The Green Organic Dutchman Holdings Ltd. (the “Company” or “TGOD”) (TSX:TGOD) (US:TGODF) is pleased to announce that it has entered into an agreement with a syndicate of underwriters led by Canaccord Genuity Corp. (the “Underwriters”) pursuant to which the Underwriters have agreed to purchase, on a bought deal basis pursuant to the filing of a short form prospectus, an aggregate of 10,950,000 units (the “Units”) at a price of $6.85 per Unit (the “Offering Price”) for aggregate gross proceeds to the Company of $75,007,500 (the “Offering”).
Each Unit will consist of one common share of the Company (a “Common Share”) and one Common Share purchase warrant (each whole Common Share purchase warrant, a “Warrant”). Each Warrant will be exercisable to acquire one Common Share (a “Warrant Share”) for a period of 30 months following the closing of the Offering (the “Closing”) at an exercise price of $9.00 per Warrant Share.
The Company has granted the Underwriter an option (the “Over-Allotment Option”), to purchase up to an additional 1,642,500 Units at a price of C$6.85 per Unit, exercisable at any time, for a period of 30 days after and including the Closing Date. The Over-Allotment Option is exercisable to acquire Units, Common Shares and/or Warrants (or any combination thereof) at the discretion of the Underwriter.
The net proceeds of the Offering will be used for the Company’s international expansion initiatives and general corporate purposes.

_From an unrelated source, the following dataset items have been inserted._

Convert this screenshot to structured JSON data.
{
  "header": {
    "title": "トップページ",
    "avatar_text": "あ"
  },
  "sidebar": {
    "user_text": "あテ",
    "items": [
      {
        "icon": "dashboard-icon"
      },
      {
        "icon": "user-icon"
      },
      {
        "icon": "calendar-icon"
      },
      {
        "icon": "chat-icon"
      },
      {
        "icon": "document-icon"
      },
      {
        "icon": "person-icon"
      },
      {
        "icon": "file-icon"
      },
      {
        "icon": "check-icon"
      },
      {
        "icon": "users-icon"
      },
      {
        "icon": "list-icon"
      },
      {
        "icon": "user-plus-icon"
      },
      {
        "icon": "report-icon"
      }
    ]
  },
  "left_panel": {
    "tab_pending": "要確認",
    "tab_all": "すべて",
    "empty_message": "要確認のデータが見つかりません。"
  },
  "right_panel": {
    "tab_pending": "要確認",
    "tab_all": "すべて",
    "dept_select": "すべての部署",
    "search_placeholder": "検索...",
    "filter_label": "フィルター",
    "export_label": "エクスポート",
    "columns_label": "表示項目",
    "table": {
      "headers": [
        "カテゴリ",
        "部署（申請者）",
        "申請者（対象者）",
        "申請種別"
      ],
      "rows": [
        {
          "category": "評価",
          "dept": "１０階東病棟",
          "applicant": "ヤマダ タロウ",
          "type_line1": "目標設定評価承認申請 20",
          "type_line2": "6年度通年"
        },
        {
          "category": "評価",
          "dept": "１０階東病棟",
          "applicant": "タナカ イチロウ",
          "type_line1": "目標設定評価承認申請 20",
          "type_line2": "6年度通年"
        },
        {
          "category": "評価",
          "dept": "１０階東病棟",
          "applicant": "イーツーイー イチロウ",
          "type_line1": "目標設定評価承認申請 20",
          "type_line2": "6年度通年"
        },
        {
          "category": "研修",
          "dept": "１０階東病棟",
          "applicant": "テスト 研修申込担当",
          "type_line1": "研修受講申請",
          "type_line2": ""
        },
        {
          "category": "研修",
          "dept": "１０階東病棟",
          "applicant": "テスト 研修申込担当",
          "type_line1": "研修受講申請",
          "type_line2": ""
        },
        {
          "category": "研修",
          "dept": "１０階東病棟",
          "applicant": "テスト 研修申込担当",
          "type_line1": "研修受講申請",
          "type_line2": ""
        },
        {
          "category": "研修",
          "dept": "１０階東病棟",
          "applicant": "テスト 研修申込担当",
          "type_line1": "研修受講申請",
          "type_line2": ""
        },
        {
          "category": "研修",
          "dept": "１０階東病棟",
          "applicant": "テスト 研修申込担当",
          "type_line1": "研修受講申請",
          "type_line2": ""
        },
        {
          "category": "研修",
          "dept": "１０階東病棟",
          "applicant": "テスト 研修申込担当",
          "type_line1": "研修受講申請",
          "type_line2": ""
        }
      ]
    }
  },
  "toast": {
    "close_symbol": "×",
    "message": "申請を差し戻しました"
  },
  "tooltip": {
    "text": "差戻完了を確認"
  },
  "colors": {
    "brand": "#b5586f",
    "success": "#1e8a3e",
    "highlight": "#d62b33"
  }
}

The Units will be offered by way of a short form prospectus to be filed in all provinces of Canada except Quebec. The Offering is expected to close on October 17, 2018 and is subject to certain conditions including, but not limited to, the receipt of all necessary regulatory and stock exchange approvals, including the approval of the Toronto Stock Exchange and the applicable securities regulatory authorities.
The securities being offered have not been, nor will they be, registered under the United States Securities Act of 1933, as amended, and may not be offered or sold in the United States or to, or for the account or benefit of, U.S. persons absent registration or an applicable exemption from the registration requirements. This news release will not constitute an offer to sell or the solicitation of an offer to buy nor will there be any sale of the securities in any state in which such offer, solicitation or sale would be unlawful.
On Behalf of the Board of Directors,
The Green Organic Dutchman Holdings Ltd.
Chief Executive Officer
About the Green Organic Dutchman Holdings Ltd.
The Green Organic Dutchman Holdings Ltd. is a research & development company licensed under the Access to Cannabis for Medical Purposes Regulations (“ACMPR”) to cultivate medical cannabis. The Company carries out its principal activities producing cannabis from its facilities in Ancaster, Ont., pursuant to the provisions of the ACMPR and the Controlled Drugs and Substances Act (Canada) and its regulations.
The Company grows high quality, organic cannabis with sustainable, all-natural principles. TGOD’s products are laboratory tested to ensure patients have access to a standardized, safe and consistent product. TGOD has a funded capacity of 170,000 kg and is building 1,382,000 sq. ft. of cultivation facilities in Ontario, Quebec and Jamaica.
The Company has developed a strategic partnership with Aurora Cannabis Inc. (ACB.TO) whereby Aurora has invested approximately C$78.1 million for a 20% off-take agreement on Canadian production. The Company has raised approximately C$350 million dollars and has over 20,000 shareholders.
TGOD’s Common Shares and warrants issued under the indenture dated November 1, 2017 trade on the TSX under the symbol “TGOD” and “TGOD.WT”, respectively.